Sphinx4 ConfidenceResult and SpeechResult

2019-06-04 03:46发布

问题:

I'm trying to get the confidence score of a SpeechResult by doing

ConfidenceResult cr = scorer.score(result);

Where result is a SpeechResult and scorer is a ConfidenceScorer. As it turns out this isn't allowed. Is there some way around this that I'm not seeing, besides using a Result type?

回答1:

Yes, you can do this, although it's a little bit roundabout. A confidence result is actually a Sausage (no, not kidding, that's what it's called: SphinxDocs:Sausage. Although it's also known as a Word Confusion Network, it's sometimes referred to as a sausage because of what the graph looks like. See Fig 1. of Hakkani-Tur, et. al.. That paper is a great reference for understanding confidence and speech recognition, although it is a bit long, I highly recommend reading the sections you might find relevant if you're interested in further work in Speech. It describes the Pivot Algorithm, which is used in Sphinx 4 in the class: PivotSausageMaker).

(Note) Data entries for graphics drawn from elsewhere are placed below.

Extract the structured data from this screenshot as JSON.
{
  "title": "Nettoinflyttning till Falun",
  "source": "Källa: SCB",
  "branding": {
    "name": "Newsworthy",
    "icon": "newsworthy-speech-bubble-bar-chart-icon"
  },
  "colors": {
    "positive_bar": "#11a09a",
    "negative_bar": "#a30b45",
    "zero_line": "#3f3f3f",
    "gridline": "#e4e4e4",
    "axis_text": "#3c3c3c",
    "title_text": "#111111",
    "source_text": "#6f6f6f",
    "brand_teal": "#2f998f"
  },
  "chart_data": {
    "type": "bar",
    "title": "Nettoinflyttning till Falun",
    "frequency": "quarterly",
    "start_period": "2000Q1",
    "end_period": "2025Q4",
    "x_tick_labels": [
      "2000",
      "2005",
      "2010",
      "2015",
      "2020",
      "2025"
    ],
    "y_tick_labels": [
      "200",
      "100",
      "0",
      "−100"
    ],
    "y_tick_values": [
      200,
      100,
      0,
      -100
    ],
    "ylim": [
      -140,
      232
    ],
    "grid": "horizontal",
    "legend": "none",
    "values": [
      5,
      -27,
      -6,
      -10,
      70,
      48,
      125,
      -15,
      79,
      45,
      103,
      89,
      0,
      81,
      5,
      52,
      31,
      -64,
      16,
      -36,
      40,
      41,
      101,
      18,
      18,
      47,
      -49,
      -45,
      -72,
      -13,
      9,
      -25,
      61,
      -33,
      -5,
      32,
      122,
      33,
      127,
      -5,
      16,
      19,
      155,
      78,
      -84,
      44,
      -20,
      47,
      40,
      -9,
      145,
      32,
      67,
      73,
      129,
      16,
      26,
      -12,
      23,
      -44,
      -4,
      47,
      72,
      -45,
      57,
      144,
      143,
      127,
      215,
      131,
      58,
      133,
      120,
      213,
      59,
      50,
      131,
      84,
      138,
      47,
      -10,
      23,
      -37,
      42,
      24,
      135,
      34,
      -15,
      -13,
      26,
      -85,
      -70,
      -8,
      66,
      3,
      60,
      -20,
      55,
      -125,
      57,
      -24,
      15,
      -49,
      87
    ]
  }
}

Anyway, the point is that you can get a Lattice from your SpeechResult. A Lattice is a graph that is a condensed form of all the hypotheses the recognizer produced. You can give your lattice to a SausageMaker, and call SausageMaker.makeSausage(), which will give you a Sausage, which is a ConfidenceResult (note: calling SausageMaker.score(Result result) just makes a Lattice from the result, and then calls it's own makeSausage method). Unfortunately ASR confidence values are not very clear, and it's an open topic of research how to best compute, process and understand them.

Another possibility would be to the the confidence scores in the WordResult's you can get from your SpeechResult.

Hope that helps!